The ballots would be counted by optical scan machines.
NewsChannel 5 investigative reporter Ben Hall discovered there's a problem - and it's a pretty big problem. The state says no company sells the equipment required to make the switch. Others say election officials are trying to stall.
"There's nothing more important to us than people having confidence in the vote they are casting," says Secretary of State Tre Hargett.
A growing number of people do not have confidence in the touch screen voting machines. Davidson County bought more than 600 in 2006. Other states have banned them, concerned about hacking and tampering.
State lawmakers passed a law saying Tennessee must use paper ballots counted by optical scan machines by next year's gubernatorial election. Hargett says it may be impossible to meet that deadline.
"There's no machine available. I can't buy something that doesn't exist," he says.
Hargett says state law requires machines that meet a 2005 federal voting standard, but right now machines only meet a 2002 standard. He pushed lawmakers for a two-year delay in implementing the paper ballots, but they said no.

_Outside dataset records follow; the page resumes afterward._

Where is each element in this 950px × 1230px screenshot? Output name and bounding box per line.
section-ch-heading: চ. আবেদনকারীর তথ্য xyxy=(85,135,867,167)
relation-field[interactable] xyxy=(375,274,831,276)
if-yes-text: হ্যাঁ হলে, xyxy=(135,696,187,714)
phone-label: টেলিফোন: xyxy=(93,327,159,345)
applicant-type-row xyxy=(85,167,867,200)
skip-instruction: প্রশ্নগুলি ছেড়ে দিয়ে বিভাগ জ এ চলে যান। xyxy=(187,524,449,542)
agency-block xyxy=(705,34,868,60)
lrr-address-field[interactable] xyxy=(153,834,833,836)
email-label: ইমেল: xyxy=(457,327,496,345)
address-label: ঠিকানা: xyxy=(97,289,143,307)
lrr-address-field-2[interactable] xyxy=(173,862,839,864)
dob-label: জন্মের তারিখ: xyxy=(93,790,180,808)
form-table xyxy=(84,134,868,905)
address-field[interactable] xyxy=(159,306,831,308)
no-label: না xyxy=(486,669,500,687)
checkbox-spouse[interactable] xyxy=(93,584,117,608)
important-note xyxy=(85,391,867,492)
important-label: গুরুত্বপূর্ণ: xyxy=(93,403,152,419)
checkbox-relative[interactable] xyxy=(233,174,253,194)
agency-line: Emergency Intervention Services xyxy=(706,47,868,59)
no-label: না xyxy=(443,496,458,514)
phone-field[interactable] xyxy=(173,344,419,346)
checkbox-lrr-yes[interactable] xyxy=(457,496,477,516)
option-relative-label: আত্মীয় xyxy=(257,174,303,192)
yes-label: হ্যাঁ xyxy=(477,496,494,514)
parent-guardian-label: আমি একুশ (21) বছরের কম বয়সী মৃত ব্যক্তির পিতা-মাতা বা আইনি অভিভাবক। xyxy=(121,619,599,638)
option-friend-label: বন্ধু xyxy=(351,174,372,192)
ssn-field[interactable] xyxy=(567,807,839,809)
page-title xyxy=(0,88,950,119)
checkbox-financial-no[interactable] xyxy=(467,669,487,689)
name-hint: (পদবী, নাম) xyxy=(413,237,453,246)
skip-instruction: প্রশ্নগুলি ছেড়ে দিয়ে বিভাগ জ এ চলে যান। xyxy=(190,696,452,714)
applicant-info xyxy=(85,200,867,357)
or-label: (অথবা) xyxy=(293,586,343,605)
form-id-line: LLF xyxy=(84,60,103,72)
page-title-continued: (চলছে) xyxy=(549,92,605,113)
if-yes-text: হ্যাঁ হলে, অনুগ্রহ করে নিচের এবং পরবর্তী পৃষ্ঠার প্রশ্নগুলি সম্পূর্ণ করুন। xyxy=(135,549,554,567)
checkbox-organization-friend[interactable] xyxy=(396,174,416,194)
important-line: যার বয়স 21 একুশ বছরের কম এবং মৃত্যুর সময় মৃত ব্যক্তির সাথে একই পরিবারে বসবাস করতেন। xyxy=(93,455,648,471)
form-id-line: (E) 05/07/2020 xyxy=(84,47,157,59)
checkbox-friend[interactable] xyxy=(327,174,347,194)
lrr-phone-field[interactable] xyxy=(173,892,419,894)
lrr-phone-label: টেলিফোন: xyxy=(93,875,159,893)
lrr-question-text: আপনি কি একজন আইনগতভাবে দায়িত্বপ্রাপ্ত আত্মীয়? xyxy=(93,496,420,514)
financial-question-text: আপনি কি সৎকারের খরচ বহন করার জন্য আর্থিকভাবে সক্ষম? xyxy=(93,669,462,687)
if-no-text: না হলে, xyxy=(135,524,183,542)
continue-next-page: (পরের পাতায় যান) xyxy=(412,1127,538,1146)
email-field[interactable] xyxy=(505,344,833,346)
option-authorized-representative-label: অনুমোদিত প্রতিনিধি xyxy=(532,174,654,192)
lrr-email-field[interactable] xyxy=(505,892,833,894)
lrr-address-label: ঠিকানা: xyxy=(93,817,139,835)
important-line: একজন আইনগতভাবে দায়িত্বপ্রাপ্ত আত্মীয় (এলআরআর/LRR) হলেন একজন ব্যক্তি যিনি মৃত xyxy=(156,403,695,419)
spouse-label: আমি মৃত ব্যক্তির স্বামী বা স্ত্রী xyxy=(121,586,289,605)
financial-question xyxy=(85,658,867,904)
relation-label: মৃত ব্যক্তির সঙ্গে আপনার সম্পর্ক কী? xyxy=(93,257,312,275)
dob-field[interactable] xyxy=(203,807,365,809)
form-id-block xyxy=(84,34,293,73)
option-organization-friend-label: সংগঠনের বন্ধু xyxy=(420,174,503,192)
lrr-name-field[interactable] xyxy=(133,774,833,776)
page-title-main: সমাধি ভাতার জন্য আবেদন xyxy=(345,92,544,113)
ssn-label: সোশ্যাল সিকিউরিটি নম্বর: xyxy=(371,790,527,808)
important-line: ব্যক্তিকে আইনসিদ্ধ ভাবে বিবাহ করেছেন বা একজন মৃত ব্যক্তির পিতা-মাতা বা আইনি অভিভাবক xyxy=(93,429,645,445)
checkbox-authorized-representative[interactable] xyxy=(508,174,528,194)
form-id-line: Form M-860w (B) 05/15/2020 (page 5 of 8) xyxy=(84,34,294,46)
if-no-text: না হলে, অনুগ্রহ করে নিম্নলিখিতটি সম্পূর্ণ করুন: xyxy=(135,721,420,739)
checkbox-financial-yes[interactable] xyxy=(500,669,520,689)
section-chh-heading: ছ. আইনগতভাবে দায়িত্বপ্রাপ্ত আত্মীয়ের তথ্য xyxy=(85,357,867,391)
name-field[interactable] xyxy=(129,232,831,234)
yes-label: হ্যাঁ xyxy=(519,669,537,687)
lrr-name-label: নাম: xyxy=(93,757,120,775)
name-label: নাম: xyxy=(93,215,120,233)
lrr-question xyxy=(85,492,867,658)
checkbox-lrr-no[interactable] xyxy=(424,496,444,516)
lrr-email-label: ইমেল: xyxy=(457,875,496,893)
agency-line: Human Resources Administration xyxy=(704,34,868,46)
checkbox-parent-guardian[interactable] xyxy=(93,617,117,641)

"The bottom line is Tennesseans want elections we can trust and verify - for some reason they don't," says Bernie Ellis, an advocate of voter reform.
Ellis fought to get the new law passed and says talk of delaying paper ballots is a way to eventually kill the law and keep touch screen voting.
"It's time the state legislature instructed the Secretary of State to do his job," says Ellis.
Hargett says he is doing his job. If the state buys machines at a lower standard it could lead to problems down the road.
"I gave my word to people that this was not an effort to kill this act," says Hargett.
For now counties don't know what will happen. Hargett says he'll go back to the legislature to try to work out a compromise for next year.
Some areas in Tennessee already use paper ballot counted with these optical scanning machines right?
Voters in Chattanooga already use the paper ballot system, but their equipment does not meet the 2005 standard.
Ninety-three of Tennessee's 95 counties use the touch screen voting machines.
The new machines will be paid for with a federal grant, but it will be up to counties to maintain them and to print the paper ballots.